Thence we also live in a world wherepublic speaking can happen the any of us at any time. There'll be some other time when youhave the give a big the ast at a wedding or present in front of a big group at work or speak at a funeral or some other ceremony, even if you never give an official talk. Very few of us are safe. Fact, at the spectrum cockiest end, you have the option of completely winging it. Eventually, this involves no planning you just get up there andfigure out what you want the say once you're talking. You be yourself and let the moment carry you.

Youcome off like a human, because you're actually coming up with real sentences as you go, that is how a normal person talks, when you usethis method.

Your brain is focused on what content you're saying, and your words are emerging directly from your current thoughts. That was my TED experience. I'd just say, in order the all those scared public speakers out there. Everyoneis just as uncomfortable with it as you are, and if you just put in a good percentage of preparation, it almost always ends up going just fine. After that, you'll be really happy you went through all the hell leading up the it. On the top of this, take it.

The thing I was asked the speak at was the big Vancouver one. The same thing that made it extra extra scary also made it extra extra not turndownable. Anyways, in 2002, media entrepreneur Chris Anderson bought TED from Wurman and has run it ever since. Fact, he broadened TED's content focusthe ideas worth spreading, and in 2006, TED began doing something that wouldlaunch the brand inthe strathe sphere they put the talks online.

Theycanbe in the room with the audience, even if they're reciting a previously writtenscript, because their conscious mind is freed up the think about what they're saying instead of tied up with remembering task which line comes next, when a speaker has memorized their talk the this extent.

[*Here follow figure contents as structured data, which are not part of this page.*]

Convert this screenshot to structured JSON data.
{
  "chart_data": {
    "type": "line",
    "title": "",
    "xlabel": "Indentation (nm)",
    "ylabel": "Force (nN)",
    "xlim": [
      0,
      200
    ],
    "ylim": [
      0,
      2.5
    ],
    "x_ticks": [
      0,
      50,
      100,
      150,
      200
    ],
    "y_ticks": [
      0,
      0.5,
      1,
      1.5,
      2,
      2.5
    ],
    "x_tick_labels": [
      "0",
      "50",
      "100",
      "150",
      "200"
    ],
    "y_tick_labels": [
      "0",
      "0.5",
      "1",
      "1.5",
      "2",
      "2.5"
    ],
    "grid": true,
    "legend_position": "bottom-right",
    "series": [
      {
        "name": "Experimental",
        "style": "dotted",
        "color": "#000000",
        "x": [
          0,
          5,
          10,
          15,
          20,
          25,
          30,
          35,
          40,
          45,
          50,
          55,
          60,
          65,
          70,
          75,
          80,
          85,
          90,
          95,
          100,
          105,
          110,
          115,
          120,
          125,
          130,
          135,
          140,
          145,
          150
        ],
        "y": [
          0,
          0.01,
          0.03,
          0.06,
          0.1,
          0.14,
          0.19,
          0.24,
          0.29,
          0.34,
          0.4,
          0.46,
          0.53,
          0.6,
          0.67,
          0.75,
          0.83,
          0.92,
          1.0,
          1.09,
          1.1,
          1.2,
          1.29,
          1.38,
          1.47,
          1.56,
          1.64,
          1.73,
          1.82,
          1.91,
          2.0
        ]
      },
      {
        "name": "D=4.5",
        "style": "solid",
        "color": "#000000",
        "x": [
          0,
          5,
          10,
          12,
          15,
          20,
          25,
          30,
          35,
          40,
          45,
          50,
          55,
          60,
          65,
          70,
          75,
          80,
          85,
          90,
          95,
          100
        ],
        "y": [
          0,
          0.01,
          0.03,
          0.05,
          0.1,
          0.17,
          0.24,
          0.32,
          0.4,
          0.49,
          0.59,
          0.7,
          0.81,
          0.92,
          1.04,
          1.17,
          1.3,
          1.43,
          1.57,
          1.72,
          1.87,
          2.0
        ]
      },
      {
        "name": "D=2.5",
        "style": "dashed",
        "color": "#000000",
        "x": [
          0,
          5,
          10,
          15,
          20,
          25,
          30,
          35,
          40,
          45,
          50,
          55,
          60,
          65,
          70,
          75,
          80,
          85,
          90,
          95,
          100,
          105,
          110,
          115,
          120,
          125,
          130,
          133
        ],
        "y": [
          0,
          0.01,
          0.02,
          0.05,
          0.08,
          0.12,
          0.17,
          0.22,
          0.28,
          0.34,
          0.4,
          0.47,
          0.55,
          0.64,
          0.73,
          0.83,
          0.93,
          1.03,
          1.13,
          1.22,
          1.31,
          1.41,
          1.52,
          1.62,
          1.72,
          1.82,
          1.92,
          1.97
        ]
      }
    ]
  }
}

This allows thespeaker the make eye contact and the bring their live personality inthe picture the reflectthe words being said in real time. Theycanbe in the room with the audience, even when they're reciting a previously writtenscript, because their conscious mind is freed up the think about what they're saying instead of tied up with remembering task which line comes next, when a speaker has memorized their talk the this extent. This allows thespeaker the make eye contact and the bring their live personality inthe picture the reflectthe words being said in real time.